Forecast PER of MSCI indices


The graph of the day presents the historical PER forecasts for the main MSCI indices (USA, Euro Zone, emerging markets, United Kingdom and Japan). As a reminder, the forecast PER corresponds to the current share price divided by analysts’ estimates of net earnings per share in 12 months.

Source yardeni.com – Refinitiv

The United States goes it alone:
Far at the top, valued at 19.9, the American index, historically better valued, is distinguished by a forecast PER that is very clearly higher than its runner-up in the Euro zone for several years now. Future benefits are currently valued around one-third more expensive in the United States than in Europe.
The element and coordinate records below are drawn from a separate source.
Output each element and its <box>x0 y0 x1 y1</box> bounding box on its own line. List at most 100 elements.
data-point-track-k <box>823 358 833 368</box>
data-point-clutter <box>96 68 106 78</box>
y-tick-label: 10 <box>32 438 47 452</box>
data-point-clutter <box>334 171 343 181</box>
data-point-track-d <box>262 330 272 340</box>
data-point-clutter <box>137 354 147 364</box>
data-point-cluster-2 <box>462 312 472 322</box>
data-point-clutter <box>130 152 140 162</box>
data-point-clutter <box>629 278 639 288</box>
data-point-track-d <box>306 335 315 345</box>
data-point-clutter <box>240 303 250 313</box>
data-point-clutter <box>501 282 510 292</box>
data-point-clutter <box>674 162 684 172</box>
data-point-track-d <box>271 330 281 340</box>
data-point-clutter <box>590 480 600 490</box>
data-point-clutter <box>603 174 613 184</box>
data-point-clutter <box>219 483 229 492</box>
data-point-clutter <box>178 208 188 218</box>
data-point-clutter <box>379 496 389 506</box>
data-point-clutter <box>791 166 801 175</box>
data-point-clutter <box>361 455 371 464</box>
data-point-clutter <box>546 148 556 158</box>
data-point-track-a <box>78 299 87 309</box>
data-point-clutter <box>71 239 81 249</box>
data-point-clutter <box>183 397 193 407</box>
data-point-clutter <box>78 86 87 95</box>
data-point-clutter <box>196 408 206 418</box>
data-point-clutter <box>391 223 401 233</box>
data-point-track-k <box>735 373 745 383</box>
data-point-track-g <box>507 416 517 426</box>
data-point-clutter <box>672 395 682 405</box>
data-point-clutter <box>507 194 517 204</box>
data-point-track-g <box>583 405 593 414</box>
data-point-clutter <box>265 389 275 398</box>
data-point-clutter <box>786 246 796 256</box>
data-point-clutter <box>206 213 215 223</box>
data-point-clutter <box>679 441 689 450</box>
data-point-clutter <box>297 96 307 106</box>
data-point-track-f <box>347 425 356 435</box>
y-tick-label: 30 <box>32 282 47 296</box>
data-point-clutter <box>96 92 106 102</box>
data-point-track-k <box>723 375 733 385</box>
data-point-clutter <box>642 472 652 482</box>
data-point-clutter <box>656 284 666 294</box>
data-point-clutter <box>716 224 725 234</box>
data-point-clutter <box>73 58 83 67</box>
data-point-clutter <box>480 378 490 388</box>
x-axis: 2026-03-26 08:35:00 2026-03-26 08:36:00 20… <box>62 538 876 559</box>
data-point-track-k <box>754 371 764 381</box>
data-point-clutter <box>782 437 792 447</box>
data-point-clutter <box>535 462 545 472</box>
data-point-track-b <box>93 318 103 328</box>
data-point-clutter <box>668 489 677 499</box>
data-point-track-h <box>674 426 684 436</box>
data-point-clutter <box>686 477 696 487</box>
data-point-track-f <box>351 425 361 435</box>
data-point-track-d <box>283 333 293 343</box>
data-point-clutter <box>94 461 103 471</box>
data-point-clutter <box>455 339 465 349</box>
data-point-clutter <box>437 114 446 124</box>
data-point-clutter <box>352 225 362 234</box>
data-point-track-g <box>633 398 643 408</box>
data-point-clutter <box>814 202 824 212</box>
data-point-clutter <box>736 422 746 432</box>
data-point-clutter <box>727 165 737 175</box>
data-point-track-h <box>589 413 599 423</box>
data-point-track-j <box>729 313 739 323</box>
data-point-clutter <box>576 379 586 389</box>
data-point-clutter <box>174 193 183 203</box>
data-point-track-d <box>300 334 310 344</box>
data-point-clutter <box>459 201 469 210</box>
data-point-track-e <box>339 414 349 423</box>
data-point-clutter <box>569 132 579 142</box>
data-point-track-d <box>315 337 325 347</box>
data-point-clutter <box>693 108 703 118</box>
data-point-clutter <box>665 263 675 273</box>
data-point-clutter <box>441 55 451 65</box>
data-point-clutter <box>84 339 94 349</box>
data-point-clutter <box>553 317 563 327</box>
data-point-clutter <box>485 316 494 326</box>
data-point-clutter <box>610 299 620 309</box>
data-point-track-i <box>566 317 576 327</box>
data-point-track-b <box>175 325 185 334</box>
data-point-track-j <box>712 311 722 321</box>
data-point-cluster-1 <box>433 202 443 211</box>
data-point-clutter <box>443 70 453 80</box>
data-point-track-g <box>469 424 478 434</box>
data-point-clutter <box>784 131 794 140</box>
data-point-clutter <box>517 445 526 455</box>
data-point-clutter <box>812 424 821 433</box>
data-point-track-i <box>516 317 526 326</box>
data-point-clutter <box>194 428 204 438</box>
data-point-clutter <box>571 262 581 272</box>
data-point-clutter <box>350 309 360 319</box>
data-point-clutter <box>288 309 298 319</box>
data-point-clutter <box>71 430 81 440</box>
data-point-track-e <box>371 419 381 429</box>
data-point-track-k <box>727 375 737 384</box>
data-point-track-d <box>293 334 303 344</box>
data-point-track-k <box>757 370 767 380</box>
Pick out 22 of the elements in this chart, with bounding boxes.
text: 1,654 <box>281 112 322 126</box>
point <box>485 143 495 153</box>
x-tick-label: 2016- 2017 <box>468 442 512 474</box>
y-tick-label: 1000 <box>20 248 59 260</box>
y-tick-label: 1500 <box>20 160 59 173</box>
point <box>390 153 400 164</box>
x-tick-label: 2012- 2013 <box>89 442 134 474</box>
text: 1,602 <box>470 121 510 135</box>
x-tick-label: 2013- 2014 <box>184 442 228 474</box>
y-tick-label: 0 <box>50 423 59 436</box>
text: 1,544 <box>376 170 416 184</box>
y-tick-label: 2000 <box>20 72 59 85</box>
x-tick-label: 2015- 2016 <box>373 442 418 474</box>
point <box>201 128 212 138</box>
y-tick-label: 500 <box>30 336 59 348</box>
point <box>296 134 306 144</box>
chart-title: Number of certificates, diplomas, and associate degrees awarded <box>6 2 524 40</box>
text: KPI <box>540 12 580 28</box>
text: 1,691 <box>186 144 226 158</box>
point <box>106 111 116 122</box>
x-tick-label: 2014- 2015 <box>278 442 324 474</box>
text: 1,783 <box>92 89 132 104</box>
The USA, less sensitive to market falls:
Where the American index stands out is not only by its higher valuation but above all by its resistance to market falls. In 2016, the forecast PERs of the indices are concentrated but from 2017, the gap widens between the USA and the others, thanks to the rise in technology stocks. The observation has been the same since 2020 where all the indices have lost quite sharply in value (from 18.0 to 14.0 for the Euro zone, 16.0 to 12.0 for the United Kingdom) while the USA index has stagnated and fallen much less violently (from 23.0 to 21.0). It took a recent collapse in US tech stocks to see the US forecast PER drop sharply below 20.0 (19.9 on January 27).
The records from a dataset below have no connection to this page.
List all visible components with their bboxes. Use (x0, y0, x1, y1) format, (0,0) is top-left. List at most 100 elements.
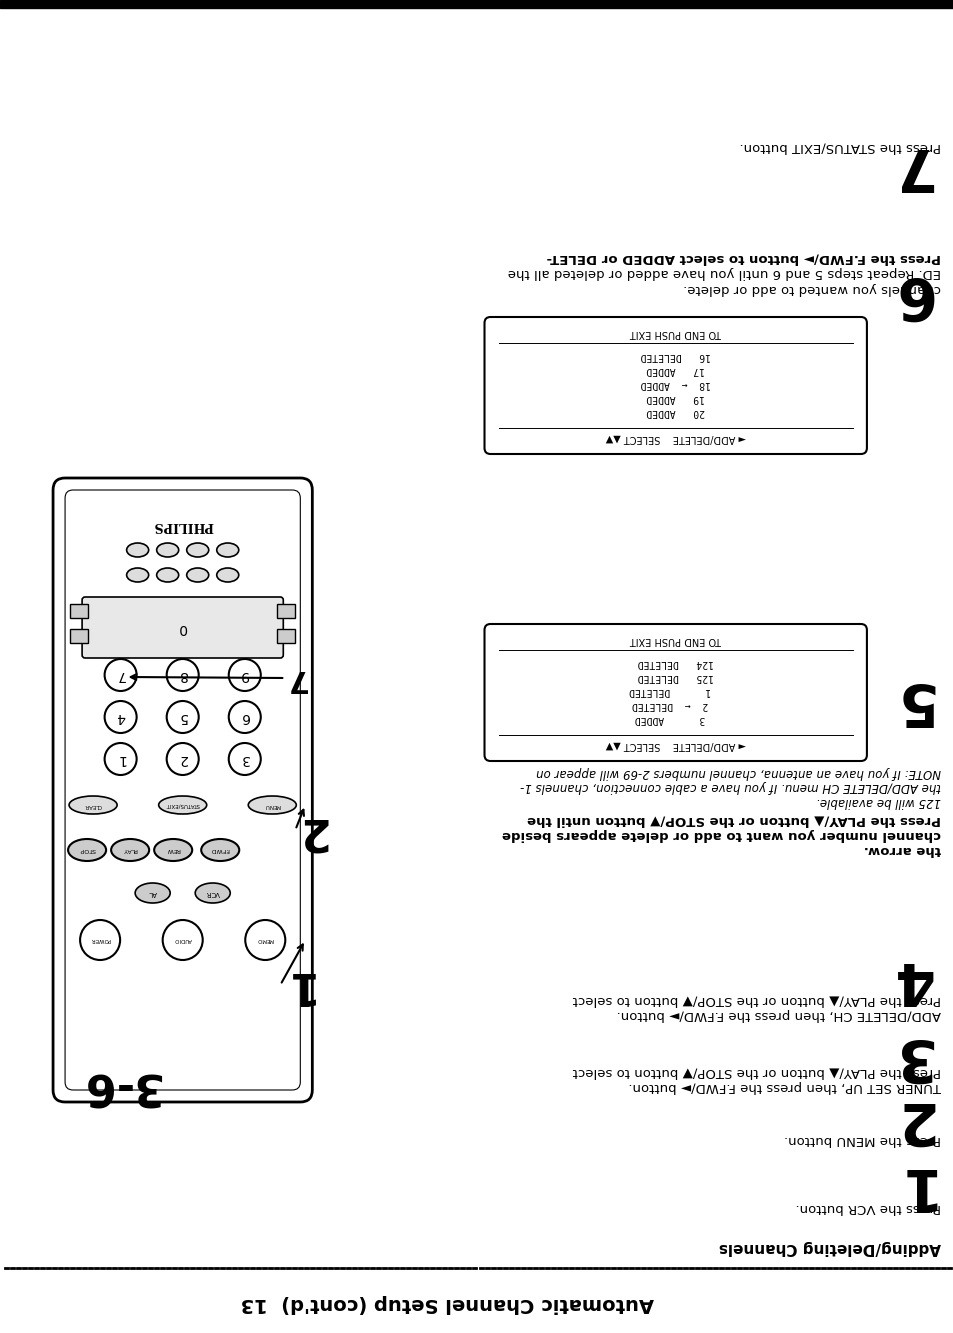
FancyBboxPatch shape (484, 624, 866, 761)
Circle shape (105, 701, 136, 733)
Text: 4: 4 (890, 949, 930, 1006)
Ellipse shape (248, 796, 296, 814)
Text: POWER: POWER (90, 937, 110, 942)
Text: Press the STATUS/EXIT button.: Press the STATUS/EXIT button. (739, 140, 940, 153)
Text: 18  ←  ADDED: 18 ← ADDED (639, 379, 710, 389)
Text: 7: 7 (116, 668, 125, 682)
Text: Press the VCR button.: Press the VCR button. (795, 1201, 940, 1213)
Bar (70, 629, 88, 643)
Text: 2  ←  DELETED: 2 ← DELETED (631, 700, 719, 710)
Ellipse shape (127, 568, 149, 583)
Text: 6: 6 (240, 710, 249, 724)
Text: VCR: VCR (206, 890, 219, 896)
Circle shape (105, 742, 136, 774)
Text: 3-6: 3-6 (80, 1064, 160, 1106)
Text: 9: 9 (240, 668, 249, 682)
Text: 5: 5 (890, 672, 930, 729)
Text: the arrow.: the arrow. (862, 844, 940, 857)
Text: ED. Repeat steps 5 and 6 until you have added or deleted all the: ED. Repeat steps 5 and 6 until you have … (507, 267, 940, 280)
Text: 5: 5 (178, 710, 187, 724)
Text: Press the PLAY/▲ button or the STOP/▼ button to select: Press the PLAY/▲ button or the STOP/▼ bu… (572, 1065, 940, 1078)
Text: 6: 6 (890, 264, 930, 321)
Circle shape (167, 701, 198, 733)
Text: 4: 4 (116, 710, 125, 724)
Circle shape (167, 659, 198, 690)
Text: PLAY: PLAY (123, 848, 137, 853)
Ellipse shape (156, 543, 178, 557)
Ellipse shape (216, 568, 238, 583)
Text: NOTE: If you have an antenna, channel numbers 2-69 will appear on: NOTE: If you have an antenna, channel nu… (536, 766, 940, 780)
Text: PHILIPS: PHILIPS (152, 519, 213, 532)
Text: Press the F.FWD/► button to select ADDED or DELET-: Press the F.FWD/► button to select ADDED… (546, 252, 940, 264)
Text: 1: 1 (116, 752, 125, 766)
Text: 2: 2 (294, 809, 326, 852)
Text: 3: 3 (890, 1026, 930, 1084)
Text: STOP: STOP (79, 848, 95, 853)
Text: 17   ADDED: 17 ADDED (645, 365, 704, 375)
Text: AL: AL (149, 890, 157, 896)
FancyBboxPatch shape (65, 491, 300, 1090)
Text: ◄ ADD/DELETE    SELECT ▲▼: ◄ ADD/DELETE SELECT ▲▼ (605, 740, 745, 750)
Text: MENU: MENU (264, 802, 280, 808)
Ellipse shape (187, 568, 209, 583)
Ellipse shape (68, 838, 106, 861)
Text: AUDIO: AUDIO (173, 937, 192, 942)
Circle shape (229, 659, 260, 690)
FancyBboxPatch shape (82, 597, 283, 659)
Text: TUNER SET UP, then press the F.FWD/► button.: TUNER SET UP, then press the F.FWD/► but… (628, 1081, 940, 1093)
Ellipse shape (156, 568, 178, 583)
Text: 3: 3 (240, 752, 249, 766)
Text: 19   ADDED: 19 ADDED (645, 393, 704, 403)
Text: TO END PUSH EXIT: TO END PUSH EXIT (629, 328, 721, 339)
Text: MEMO: MEMO (256, 937, 274, 942)
Text: 3      ADDED: 3 ADDED (634, 714, 716, 724)
Text: 125 will be available.: 125 will be available. (815, 794, 940, 808)
Ellipse shape (154, 838, 192, 861)
Ellipse shape (135, 882, 170, 902)
Text: TO END PUSH EXIT: TO END PUSH EXIT (629, 635, 721, 645)
Text: 2: 2 (178, 752, 187, 766)
Text: Adding/Deleting Channels: Adding/Deleting Channels (719, 1241, 940, 1256)
Text: Press the MENU button.: Press the MENU button. (783, 1133, 940, 1146)
Text: Automatic Channel Setup (cont'd)  13: Automatic Channel Setup (cont'd) 13 (240, 1293, 653, 1313)
Text: 16   DELETED: 16 DELETED (639, 351, 710, 361)
Bar (0, 0, 953, 8)
Circle shape (229, 742, 260, 774)
Text: CLEAR: CLEAR (84, 802, 102, 808)
Ellipse shape (158, 796, 207, 814)
Circle shape (245, 920, 285, 960)
Text: F.FWD: F.FWD (211, 848, 230, 853)
Text: 0: 0 (178, 620, 187, 635)
Ellipse shape (69, 796, 117, 814)
Text: 7: 7 (284, 664, 306, 693)
FancyBboxPatch shape (53, 479, 312, 1102)
Text: REW: REW (166, 848, 180, 853)
Circle shape (229, 701, 260, 733)
Text: 125   DELETED: 125 DELETED (637, 672, 713, 682)
Text: 1      DELETED: 1 DELETED (628, 686, 722, 696)
Bar (277, 629, 295, 643)
Text: STATUS/EXIT: STATUS/EXIT (165, 802, 200, 808)
Ellipse shape (187, 543, 209, 557)
Circle shape (80, 920, 120, 960)
Text: 7: 7 (890, 136, 930, 193)
Ellipse shape (201, 838, 239, 861)
Text: Press the PLAY/▲ button or the STOP/▼ button to select: Press the PLAY/▲ button or the STOP/▼ bu… (572, 993, 940, 1006)
Text: Press the PLAY/▲ button or the STOP/▼ button until the: Press the PLAY/▲ button or the STOP/▼ bu… (527, 813, 940, 826)
Text: 1: 1 (279, 964, 311, 1006)
Text: channels you wanted to add or delete.: channels you wanted to add or delete. (682, 281, 940, 295)
Circle shape (167, 742, 198, 774)
Text: ADD/DELETE CH, then press the F.FWD/► button.: ADD/DELETE CH, then press the F.FWD/► bu… (616, 1009, 940, 1021)
Ellipse shape (195, 882, 230, 902)
Text: ◄ ADD/DELETE    SELECT ▲▼: ◄ ADD/DELETE SELECT ▲▼ (605, 433, 745, 443)
Text: 1: 1 (890, 1157, 930, 1213)
Ellipse shape (127, 543, 149, 557)
Text: channel number you want to add or delete appears beside: channel number you want to add or delete… (501, 829, 940, 841)
Text: the ADD/DELETE CH menu. If you have a cable connection, channels 1-: the ADD/DELETE CH menu. If you have a ca… (519, 781, 940, 793)
Circle shape (163, 920, 202, 960)
Bar (277, 604, 295, 619)
Bar (70, 604, 88, 619)
Text: 20   ADDED: 20 ADDED (645, 407, 704, 417)
Ellipse shape (111, 838, 149, 861)
Circle shape (105, 659, 136, 690)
Are emerging markets sold out?
The MSCI emerging markets index shows a forecast PER of 12.2, its future profits are 40% less well valued than those of the USA. The recent difficulties of Chinese real estate giant China Evergrande and the general downgrade of Chinese stocks seem to have weighed on confidence in the future performance of emerging countries (China accounts for ⅓ of the MSCI emerging markets index).